In its dismantling of the civil society group, the government has followed the template it used in November 2018 to dissolve the Jammu and Kashmir assembly. Soon after regional parties formed an alliance and staked claim to form government, so did a rival group with the support of the BJP. The then Governor Satya Pal Malik said he didn't receive any letter from the regional parties about their right to form the government because the fax machine in his office was not working. He then dissolved the assembly, needed, he said, to prevent parties from buying each other's MLAs in their effort to prove they had the required numbers to form the government.

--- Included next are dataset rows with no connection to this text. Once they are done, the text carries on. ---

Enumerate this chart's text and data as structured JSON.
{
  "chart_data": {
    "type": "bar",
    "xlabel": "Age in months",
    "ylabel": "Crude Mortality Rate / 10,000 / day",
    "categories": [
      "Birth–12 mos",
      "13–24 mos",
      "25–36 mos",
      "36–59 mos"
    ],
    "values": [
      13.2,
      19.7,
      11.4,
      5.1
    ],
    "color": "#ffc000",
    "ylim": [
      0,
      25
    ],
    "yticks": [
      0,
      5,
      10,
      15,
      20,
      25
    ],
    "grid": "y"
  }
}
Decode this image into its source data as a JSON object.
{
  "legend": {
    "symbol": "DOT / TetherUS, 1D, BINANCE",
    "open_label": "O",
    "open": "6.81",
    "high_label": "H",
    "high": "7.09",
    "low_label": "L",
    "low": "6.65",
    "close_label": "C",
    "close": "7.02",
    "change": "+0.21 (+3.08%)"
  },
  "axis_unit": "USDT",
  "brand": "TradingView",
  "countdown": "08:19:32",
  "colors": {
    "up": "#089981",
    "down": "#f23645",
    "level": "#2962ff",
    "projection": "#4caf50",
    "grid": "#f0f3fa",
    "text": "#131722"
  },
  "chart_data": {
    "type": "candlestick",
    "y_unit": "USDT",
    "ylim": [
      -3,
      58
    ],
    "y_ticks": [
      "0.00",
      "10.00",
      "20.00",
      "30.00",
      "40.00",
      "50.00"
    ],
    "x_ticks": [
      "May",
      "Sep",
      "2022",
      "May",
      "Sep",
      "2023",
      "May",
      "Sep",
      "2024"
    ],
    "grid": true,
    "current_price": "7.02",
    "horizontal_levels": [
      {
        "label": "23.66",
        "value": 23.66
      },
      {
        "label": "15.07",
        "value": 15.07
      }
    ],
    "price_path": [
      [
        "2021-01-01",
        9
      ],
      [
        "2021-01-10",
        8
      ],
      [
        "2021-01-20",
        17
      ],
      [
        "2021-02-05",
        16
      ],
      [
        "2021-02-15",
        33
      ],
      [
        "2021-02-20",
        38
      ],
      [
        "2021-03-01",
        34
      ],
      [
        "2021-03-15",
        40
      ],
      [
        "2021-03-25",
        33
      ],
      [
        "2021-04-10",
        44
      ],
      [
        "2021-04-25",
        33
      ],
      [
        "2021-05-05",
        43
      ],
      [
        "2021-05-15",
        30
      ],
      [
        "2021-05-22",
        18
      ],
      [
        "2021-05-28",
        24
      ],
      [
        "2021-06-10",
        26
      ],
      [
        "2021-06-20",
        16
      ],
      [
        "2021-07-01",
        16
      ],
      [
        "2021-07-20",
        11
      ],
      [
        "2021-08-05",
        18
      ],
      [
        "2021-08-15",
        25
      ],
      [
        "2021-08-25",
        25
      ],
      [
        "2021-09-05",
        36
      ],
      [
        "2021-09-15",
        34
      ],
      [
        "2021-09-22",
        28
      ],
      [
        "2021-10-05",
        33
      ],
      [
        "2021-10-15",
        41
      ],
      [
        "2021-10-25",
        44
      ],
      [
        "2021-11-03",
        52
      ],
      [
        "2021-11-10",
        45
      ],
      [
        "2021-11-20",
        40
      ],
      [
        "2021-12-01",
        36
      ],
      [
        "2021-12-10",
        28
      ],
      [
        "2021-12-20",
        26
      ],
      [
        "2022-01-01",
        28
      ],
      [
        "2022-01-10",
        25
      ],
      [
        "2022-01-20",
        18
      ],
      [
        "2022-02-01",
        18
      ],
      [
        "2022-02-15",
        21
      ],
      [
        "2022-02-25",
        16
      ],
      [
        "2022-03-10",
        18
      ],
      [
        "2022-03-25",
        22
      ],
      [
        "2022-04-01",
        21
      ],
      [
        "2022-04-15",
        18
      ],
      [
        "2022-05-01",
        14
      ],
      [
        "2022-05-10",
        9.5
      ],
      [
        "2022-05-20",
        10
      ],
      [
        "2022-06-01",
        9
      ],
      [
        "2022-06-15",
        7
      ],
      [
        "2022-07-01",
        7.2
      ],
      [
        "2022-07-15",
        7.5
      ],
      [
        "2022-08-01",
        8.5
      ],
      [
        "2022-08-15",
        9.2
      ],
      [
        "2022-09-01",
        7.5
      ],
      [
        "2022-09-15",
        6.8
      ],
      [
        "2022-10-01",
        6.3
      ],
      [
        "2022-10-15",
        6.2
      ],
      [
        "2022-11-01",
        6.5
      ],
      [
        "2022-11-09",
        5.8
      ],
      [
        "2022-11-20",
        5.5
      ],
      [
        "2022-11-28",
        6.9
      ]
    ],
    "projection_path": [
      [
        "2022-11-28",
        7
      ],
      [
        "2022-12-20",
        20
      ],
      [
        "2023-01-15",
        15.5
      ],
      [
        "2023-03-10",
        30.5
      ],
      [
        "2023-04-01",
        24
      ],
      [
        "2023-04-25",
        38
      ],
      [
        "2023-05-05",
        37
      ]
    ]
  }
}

The Kashmir Press Club, founded in 2018, was the largest body of independent reporters in a region where the freedom of the press has been steadily eroding. A year after Jammu and Kashmir was declared no longer a state, and its special status and autonomy were removed, the club was asked to register anew as a society. That process was completed in December but suddenly, two weeks ago, the new registration was put on hold with the government claiming that the Criminal Investigation Department (CID) of police had given adverse reports about the character and antecedents of those on the governing body of the club.
The club has been prevented from holding democratic elections for its governing body. The administration says its intervention was imperative after reports in "social media and sources" about "a potential law and order situation" and breach of peace; it said it was also looking out for the safety of journalists.
The Press Club had 300 members. With it being made defunct, the government's approach is quite evident - it will not allow any institution which doesn't toe the official line or is in sync with the political ideology of ruling party. The only platform which raised the voice against frequent harassment of journalists has been shut, de-registered and dispossessed. "Stifling of the voice" of journalism, the club said in a statement.
Kashmir has lost all its social spaces. Trade unions, rights bodies and civil society groups have literally vanished. Elections to the Kashmir Chamber of Commerce and Industries, as also the Kashmir High Court Bar Association have been effectively stalled. Jamia Masjid Srinagar, the largest social and cultural space in Kashmir, has largely remained closed for Friday prayers since August 2019. Democratic processes are being wiped out.
Elections to 20 District Development Councils were held in December 2020. These were the first elections where the people voted after Jammu and Kashmir was replaced as a state by two union territories. The Gupkar Alliance, which includes regional parties who were long-time rivals, performed well in these crucial elections. A certain amount of manipulation ensured that the alliance of six parties did not succeed in getting control of fewer councils than their votes enabled.
While a large section of the local media, dependent on government advertisements, has long fallen in line, many independent journalists and working journalists refused to submit and ensured that Kashmir Press Club was not remote-controlled; they were challenged with multiple cases of harassment against journalists, police FIRs and detentions.
Independent journalists in Kashmir have always been vulnerable. At the peak of militancy and separatism, those who refused to toe the line became the target of terrorists. Shujaat Bukhari, killed in June 2018 by terrorists, is among over a dozen Kashmiri journalists who died for doing their job.
There is a long list of journalists who have faced threats and intimidation by separatists and terror groups and governments. I have had my own share, and have also endured a social boycott for doing my job. But the way the government is now systematically stifling media is appalling. In the last two years, journalists have been officially barred from covering encounters and law and order situations in Kashmir. Tweets and other social media posts have landed journalists in jail, many are facing criminal charges.
Kashmiri American poet Aga Shahid Ali has written of a "country without a post office''. Kashmir Press Club was the post office of journalists - the last bastion of free space in the Valley is gone.